Optimal Control Problems

Basics

Suppose that we are given a discrete-time stochastic dynamics model of the form

\[x_{k+1} = f(x_k, u_k, w_k),\]

where $x_k \in \mathbb{R}^n$ is the state, $u_k \in \mathbb{R}^m$ is the control input, and $w_k \in \mathbb{R}^r$ is the stochastic noise variable drawn from some probability distribution on $\mathbb{R}^r$.

Subject to the dynamics constraint, we are interested in minimizing an objective function $J$ over some finite horizon $N$:

\[J(x_{0:N}, u_{0:N-1}) \triangleq \sum_{k=0}^{N - 1} c(k, x_k, u_k) + h(x_N),\]

where $c(k, x_k, u_k) \geq 0$ is the stage cost at time $k$ and $h(x_N) \geq 0$ is the terminal cost.

Although not explicitly written above, the actual value of $J$ is dependent on the history of stochastic noise $w_{0:N-1}$. This means that the objective $J$ itself is a random variable whose value cannot be determined without actually observing the outcome. Therefore, Stochastic Opimal Control seeks to minimize a statistic associated with the objective, such as the expectation $\mathbb{E}[J]$.

Supported Problem Types

With RATiLQR.jl, you can formulate various types of stochastic optimal control problems with different objective statistics and dynamics models.

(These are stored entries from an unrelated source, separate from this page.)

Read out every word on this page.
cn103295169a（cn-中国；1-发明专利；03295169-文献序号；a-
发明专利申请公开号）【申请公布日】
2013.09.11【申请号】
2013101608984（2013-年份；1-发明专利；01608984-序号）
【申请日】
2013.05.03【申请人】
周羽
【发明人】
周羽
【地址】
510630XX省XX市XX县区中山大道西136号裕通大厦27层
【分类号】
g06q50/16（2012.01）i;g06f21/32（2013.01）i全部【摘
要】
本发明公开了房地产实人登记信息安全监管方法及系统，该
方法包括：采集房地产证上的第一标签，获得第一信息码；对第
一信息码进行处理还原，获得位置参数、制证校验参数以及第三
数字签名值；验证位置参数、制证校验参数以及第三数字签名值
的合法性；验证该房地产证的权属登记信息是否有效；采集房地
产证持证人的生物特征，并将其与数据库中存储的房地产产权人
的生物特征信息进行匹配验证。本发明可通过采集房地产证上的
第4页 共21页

1. Standard Problem with Gaussian Noise

2. Standard Problem with Arbitrary Noise

3. Risk-Sensitive Problem with Gaussian Noise

  • Objective: $\frac{1}{\theta}\log\left(\mathbb{E}[\exp(\theta J)]\right)$ where $\theta > 0$ denotes the risk-sensitivity parameter and is user-specified.
  • Dynamics: $f(x_k, u_k, w_k) = f(x_k, u_k) + w_k, ~ w_k \sim \mathcal{N}(0, W_k)$
  • Definition: FiniteHorizonRiskSensitiveOptimalControlProblem
  • Solvers: ILEQGSolver

4. Distributionally-Robust Problem

  • Objective: $\max_{p \in \Xi} \mathbb{E}_p [J]$ where $p$ denotes the true, potentially unknown distribution over the noise variables $w_{0:N-1}$ and $\Xi$ is the ambiguity set that encodes how uncertain we are about the true distribution. Note that $p$ may not be Gaussian. In our formulation, $\Xi$ is defined by a KL divergence bound between the true distribution $p(w_{0:N-1})$ and the Gaussian model $q(w_{0:N-1}) \triangleq \prod_{k = 0}^{N - 1} \mathcal{N}(0, W_k)$ as follows:

    \[\Xi \triangleq \{p: \mathbb{D}_\mathrm{KL}(p \Vert q) \leq d\},\]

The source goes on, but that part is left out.